The island of Barbados in the Caribbean is perhaps better known for spectacular beaches than it is for golf courses, but there is a significant amount of golf on the island. The Apes Hill course, located on an old sugar plantation in the mountainous north of the island, was originally developed by American firm Landmark Land – and designed by Jeff Potts and Chris Cole, the company’s in-house design team.
Apes Hill originally opened in 2009 but closed in 2018, and, two years later, was sold to Canadian investor Glenn Chamandy, the founder of Montreal-based clothing company Gildan Activewear, who hired veteran architect Ron Kirby to rebuild it, with a brief to improve the course’s playability and sustainability.
The course reopened last year; Kirby recently passed away at the age of 90. In his last interview, given to Golf Course Architecture earlier this year, Kirby said of the original architects, “They didn’t do a bad job – the routing is pretty good – but it was too difficult – the opening hole was an uphill par five straight into the prevailing wind, and it went on in the same kind of mode.
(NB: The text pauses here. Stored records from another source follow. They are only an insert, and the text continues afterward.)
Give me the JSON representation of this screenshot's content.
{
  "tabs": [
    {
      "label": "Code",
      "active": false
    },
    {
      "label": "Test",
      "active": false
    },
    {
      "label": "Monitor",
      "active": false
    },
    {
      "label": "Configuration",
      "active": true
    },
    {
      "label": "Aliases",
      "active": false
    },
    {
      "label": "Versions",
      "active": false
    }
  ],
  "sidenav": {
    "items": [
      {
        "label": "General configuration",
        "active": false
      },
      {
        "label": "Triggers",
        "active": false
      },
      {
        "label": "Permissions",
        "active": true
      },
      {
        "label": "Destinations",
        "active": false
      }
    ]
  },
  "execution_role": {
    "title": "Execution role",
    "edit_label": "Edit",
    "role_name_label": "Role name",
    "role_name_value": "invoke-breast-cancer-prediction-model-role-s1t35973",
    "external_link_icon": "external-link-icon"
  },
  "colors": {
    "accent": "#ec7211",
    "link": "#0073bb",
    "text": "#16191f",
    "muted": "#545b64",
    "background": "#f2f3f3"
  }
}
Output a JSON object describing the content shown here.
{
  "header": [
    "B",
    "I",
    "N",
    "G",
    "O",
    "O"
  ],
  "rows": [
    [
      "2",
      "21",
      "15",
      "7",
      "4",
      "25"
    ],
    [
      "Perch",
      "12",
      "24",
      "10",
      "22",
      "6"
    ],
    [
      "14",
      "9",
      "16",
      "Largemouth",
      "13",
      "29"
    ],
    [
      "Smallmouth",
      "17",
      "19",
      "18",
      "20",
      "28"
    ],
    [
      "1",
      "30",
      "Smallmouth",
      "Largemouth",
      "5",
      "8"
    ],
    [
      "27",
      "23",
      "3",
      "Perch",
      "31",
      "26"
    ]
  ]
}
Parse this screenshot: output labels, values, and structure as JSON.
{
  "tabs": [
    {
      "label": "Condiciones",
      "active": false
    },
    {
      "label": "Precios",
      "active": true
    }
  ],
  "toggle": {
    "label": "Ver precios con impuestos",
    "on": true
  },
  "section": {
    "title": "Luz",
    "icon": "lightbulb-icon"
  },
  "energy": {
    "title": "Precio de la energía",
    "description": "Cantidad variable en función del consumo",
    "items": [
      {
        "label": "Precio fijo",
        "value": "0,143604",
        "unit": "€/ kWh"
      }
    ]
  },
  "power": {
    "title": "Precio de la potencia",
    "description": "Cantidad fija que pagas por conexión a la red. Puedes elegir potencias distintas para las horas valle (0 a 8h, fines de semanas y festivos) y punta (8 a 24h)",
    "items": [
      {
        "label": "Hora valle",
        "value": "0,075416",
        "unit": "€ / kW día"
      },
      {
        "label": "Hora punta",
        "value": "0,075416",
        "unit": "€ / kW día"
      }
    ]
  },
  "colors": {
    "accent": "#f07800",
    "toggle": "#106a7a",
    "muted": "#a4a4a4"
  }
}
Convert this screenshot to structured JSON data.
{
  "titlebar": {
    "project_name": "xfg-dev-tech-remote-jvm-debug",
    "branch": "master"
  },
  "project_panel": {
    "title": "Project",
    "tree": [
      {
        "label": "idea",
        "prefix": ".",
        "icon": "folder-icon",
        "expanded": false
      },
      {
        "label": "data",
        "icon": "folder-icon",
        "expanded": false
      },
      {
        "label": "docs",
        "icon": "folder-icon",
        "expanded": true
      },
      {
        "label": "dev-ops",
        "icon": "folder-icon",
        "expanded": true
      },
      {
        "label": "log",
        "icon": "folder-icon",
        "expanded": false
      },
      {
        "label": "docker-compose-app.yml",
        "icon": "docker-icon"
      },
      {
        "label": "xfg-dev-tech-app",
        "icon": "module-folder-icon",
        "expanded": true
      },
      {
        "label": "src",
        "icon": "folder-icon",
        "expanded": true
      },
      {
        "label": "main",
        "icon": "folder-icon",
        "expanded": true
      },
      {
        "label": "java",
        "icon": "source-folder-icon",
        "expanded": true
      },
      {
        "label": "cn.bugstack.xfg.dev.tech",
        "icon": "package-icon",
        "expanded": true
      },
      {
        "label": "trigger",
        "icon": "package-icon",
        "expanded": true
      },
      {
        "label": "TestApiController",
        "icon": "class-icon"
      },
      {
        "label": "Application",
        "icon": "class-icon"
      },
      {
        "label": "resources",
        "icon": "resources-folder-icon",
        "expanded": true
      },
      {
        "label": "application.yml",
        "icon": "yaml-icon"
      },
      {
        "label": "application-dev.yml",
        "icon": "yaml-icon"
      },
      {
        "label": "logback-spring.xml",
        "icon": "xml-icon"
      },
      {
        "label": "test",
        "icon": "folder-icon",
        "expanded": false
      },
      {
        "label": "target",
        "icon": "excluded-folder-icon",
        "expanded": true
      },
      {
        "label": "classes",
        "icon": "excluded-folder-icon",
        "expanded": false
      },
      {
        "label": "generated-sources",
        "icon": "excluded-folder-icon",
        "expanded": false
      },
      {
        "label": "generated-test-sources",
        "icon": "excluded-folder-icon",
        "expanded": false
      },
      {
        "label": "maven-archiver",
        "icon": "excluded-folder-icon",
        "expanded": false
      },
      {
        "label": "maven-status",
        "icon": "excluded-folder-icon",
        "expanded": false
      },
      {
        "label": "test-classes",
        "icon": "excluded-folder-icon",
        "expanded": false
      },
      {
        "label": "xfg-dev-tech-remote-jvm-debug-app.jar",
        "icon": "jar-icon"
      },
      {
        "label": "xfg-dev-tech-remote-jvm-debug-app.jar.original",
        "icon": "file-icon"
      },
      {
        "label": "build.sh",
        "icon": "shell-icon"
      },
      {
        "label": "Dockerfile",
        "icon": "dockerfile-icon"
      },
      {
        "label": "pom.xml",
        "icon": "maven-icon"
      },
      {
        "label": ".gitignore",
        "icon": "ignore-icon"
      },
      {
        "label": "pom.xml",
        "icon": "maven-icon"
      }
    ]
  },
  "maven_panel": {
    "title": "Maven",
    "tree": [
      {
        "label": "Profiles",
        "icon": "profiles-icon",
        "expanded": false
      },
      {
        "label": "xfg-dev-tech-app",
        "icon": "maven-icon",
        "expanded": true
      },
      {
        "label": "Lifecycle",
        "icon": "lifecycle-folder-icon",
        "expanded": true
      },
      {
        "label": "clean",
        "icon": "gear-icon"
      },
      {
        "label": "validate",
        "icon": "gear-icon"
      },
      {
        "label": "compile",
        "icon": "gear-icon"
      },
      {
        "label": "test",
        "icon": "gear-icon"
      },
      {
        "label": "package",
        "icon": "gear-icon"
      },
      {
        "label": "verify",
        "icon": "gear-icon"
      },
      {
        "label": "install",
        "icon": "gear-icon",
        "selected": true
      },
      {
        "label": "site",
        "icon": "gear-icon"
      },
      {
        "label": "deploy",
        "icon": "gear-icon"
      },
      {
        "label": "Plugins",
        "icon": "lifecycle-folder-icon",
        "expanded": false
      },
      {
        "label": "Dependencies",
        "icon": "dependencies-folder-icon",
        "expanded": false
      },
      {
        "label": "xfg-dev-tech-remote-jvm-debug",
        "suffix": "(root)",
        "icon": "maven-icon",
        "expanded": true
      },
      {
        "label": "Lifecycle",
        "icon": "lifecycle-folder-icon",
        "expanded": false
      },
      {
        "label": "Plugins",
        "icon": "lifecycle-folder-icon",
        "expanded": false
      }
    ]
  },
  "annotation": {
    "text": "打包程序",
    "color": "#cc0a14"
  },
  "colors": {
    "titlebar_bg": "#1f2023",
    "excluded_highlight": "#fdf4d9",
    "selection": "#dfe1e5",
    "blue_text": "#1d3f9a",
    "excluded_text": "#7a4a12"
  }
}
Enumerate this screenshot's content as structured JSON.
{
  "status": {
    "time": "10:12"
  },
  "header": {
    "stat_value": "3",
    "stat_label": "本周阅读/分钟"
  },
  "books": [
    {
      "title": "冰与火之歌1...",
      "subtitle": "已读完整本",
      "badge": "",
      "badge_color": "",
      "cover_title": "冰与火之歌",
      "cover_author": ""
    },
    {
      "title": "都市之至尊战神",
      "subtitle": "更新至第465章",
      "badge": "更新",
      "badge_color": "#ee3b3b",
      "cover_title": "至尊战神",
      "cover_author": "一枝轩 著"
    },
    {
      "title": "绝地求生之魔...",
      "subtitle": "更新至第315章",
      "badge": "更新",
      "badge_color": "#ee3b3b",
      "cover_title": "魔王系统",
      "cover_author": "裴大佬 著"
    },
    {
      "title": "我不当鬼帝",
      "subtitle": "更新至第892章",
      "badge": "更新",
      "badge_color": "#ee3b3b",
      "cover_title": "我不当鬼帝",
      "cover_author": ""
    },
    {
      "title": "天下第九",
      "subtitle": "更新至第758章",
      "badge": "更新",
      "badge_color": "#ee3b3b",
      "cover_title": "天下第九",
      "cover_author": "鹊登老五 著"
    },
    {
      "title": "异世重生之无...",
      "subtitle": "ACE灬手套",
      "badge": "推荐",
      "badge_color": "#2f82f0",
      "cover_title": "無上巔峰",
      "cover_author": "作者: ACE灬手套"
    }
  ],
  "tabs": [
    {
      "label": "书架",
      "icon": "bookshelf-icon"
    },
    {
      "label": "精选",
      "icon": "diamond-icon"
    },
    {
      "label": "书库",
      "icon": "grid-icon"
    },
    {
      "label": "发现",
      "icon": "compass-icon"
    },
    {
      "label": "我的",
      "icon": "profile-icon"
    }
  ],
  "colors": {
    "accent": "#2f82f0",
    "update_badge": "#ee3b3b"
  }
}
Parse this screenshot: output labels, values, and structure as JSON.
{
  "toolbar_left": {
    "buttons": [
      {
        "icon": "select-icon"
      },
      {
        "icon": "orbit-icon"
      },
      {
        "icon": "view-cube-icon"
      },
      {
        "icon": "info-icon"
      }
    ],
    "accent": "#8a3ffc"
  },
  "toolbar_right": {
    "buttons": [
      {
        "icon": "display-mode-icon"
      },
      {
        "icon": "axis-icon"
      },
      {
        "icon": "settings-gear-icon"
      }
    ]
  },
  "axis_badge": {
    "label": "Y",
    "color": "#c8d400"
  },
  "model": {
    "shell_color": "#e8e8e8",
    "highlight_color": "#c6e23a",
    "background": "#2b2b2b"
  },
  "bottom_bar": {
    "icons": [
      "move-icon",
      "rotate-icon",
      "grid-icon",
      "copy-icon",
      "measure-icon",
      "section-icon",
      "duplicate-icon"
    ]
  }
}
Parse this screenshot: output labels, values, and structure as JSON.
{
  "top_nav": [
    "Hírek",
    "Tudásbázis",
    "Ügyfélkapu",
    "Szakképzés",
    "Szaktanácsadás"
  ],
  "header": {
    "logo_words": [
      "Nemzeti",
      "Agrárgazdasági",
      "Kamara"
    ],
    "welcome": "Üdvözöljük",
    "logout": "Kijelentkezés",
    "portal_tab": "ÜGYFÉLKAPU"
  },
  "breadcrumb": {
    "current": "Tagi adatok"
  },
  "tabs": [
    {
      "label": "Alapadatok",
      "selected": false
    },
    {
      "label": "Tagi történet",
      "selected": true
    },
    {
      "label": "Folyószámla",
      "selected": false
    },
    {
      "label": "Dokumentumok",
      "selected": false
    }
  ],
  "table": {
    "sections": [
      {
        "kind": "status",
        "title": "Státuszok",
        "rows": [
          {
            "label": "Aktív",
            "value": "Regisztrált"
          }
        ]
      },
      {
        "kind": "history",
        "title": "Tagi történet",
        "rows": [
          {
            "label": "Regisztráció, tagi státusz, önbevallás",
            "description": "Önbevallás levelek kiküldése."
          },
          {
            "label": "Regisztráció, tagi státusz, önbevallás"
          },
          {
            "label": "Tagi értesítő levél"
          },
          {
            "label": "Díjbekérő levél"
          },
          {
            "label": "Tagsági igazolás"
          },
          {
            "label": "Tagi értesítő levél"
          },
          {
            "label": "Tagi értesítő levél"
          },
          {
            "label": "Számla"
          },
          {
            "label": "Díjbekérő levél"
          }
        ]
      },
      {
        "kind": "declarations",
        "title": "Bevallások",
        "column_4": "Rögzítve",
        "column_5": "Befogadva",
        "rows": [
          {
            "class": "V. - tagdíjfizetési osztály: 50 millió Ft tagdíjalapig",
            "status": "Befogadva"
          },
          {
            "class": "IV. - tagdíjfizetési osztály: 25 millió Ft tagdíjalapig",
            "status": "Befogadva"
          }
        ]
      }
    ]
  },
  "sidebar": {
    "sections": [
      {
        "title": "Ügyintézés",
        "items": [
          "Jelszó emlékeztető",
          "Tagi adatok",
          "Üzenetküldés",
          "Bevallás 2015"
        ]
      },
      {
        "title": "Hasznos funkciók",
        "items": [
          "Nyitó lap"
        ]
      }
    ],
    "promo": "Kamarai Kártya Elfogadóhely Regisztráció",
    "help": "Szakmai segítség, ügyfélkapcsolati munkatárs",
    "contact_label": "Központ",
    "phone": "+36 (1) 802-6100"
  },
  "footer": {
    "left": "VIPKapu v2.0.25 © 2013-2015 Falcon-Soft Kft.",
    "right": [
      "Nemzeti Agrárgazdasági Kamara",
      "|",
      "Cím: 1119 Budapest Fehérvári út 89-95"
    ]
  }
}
My goal was to make a course that, after you played it, you wanted to play it again. I said to the owner, ‘Have you played Augusta?’. He said yes. I said, ‘Well, there’s thirty bunkers on that course. Let’s try for that.’ I think it is coming out really well – the real estate is selling now, and the new ownership is on the plus side.”
The new look Apes Hill has been grassed with Zorro Zoysia, supplied by Atlas Turf, everywhere except the greens, which are TifEagle bermuda, also supplied by Atlas Turf.
Course superintendent Ed Paskins – a New Zealander who has lived in Barbados for 23 years – says: “When we started the project, I thought we would just rebuild greens and tees, but it just kept getting bigger and bigger until it became a total reconstruction. When the course was originally built, it was grassed with an older paspalum variety. Paspalum is a great grass, especially if you have difficulties with your water supply, but we have a great water supply thanks to an enormous reservoir – it holds 57 million gallons of water – built by the original developer. The reservoir collects rainwater in the wet season – the course is 100 percent irrigated with collected rainwater – and also provides habitat for migratory birds. When we started the project, the owner said, ‘We want to be environmentally friendly and get the right grass,’ and in my mind, that meant zoysia. Zoysia can be a difficult turf because it grows when it wants to, not necessarily when you want it to, but the Zorro is, in my opinion, the best zoysia out there, and also great value – I saved a large sum of money by using Zorro over choosing one of the other popular modern zoysia strains. We have an extended dry season here, and zoysia copes well with it. You turn the water off, and the grass goes dormant, but when it gets some more water, it comes back very quickly. I’m really happy with our grass choices and with the service provided by Atlas Turf – they are very easy to deal with.”